Metabolism and Thyroid Hormone Replacement

Posted by Medical Board on August 30, 2015 in Hormones Men Thyroid Health Women Last updated on February 6, 2020

The body’s metabolism drives several physical processes including how quickly food is processed, how fast the heart beats, the amount of heat created—even the speed at which an individual can think.  Without a properly functioning thyroid however, the metabolism slows down.

Hypothyroidism—Underactive Thyroid Due to Hormone Imbalance

As many as 10% of all women suffer with some degree of thyroid hormone deficiency.  While causes for this condition do vary some common medical reasons for hypothyroidism may include:

  • Inflammation of the thyroid gland—This can cause damage, or death to thyroid cells, rendering them unable to sufficiently produce enough thyroid hormone to sustain the body.
  • Autoimmune thyroiditis—This is the most common cause of hypothyroidism, also known as Hashimoto’s thyroiditis.  It is inflammation to the thyroid, caused by the body’s own immune system.

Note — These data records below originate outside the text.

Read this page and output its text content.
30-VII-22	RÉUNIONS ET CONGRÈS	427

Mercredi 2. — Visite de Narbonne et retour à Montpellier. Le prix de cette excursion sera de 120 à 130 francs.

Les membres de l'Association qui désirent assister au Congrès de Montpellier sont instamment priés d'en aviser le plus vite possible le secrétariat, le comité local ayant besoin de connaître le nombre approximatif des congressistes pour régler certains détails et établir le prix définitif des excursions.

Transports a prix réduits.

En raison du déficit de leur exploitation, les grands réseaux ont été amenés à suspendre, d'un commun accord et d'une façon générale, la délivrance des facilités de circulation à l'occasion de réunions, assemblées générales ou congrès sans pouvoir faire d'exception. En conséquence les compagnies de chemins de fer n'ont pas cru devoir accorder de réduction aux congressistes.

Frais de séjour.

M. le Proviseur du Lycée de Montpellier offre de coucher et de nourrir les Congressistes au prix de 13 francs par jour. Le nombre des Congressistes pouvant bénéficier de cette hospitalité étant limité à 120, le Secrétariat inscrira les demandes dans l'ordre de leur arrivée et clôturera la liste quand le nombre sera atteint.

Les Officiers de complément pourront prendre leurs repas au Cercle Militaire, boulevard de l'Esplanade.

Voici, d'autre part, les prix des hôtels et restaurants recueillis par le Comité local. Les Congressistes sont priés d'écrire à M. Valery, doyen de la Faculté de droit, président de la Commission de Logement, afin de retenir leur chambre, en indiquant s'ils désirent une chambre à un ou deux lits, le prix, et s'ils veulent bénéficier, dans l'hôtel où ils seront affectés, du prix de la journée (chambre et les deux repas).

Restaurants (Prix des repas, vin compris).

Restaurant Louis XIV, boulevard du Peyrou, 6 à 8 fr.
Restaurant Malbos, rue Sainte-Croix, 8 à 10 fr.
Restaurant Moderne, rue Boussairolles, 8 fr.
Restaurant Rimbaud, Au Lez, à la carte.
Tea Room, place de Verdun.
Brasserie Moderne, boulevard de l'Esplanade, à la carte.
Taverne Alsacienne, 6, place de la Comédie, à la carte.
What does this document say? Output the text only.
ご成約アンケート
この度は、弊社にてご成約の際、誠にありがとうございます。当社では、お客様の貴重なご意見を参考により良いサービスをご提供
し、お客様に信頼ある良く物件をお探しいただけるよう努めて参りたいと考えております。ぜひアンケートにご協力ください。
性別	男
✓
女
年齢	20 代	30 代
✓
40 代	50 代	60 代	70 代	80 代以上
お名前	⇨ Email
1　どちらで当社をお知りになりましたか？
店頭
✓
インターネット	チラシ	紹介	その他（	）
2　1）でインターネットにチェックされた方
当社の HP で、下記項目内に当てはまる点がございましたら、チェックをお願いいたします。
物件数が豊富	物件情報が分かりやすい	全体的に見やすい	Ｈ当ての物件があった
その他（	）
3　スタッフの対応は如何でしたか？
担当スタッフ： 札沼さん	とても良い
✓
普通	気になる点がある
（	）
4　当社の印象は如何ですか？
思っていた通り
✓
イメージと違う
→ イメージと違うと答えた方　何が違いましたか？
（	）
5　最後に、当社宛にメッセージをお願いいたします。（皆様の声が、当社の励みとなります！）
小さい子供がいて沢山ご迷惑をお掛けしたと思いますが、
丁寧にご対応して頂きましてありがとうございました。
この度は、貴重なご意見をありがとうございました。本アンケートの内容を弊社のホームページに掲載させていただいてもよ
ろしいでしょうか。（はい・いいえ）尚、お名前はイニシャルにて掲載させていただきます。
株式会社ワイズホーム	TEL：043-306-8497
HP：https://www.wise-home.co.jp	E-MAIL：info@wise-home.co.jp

The Effects of Hypothyroidism

Hormone imbalance symptoms include the following:

  • Fatigue, loss of energy
  • Weakness
  • Weight gain or difficulty losing weight
  • Coarse, dry hair
  • Dry, rough pale skin
  • Loss of hair
  • Cold intolerance (individuals are frequently colder than others around them)
  • Muscle cramps and aches in muscles
  • Constipation
  • Depression
  • Irritability
  • Memory loss
  • Abnormal menstrual cycles
  • Decrease in libido (sex drive)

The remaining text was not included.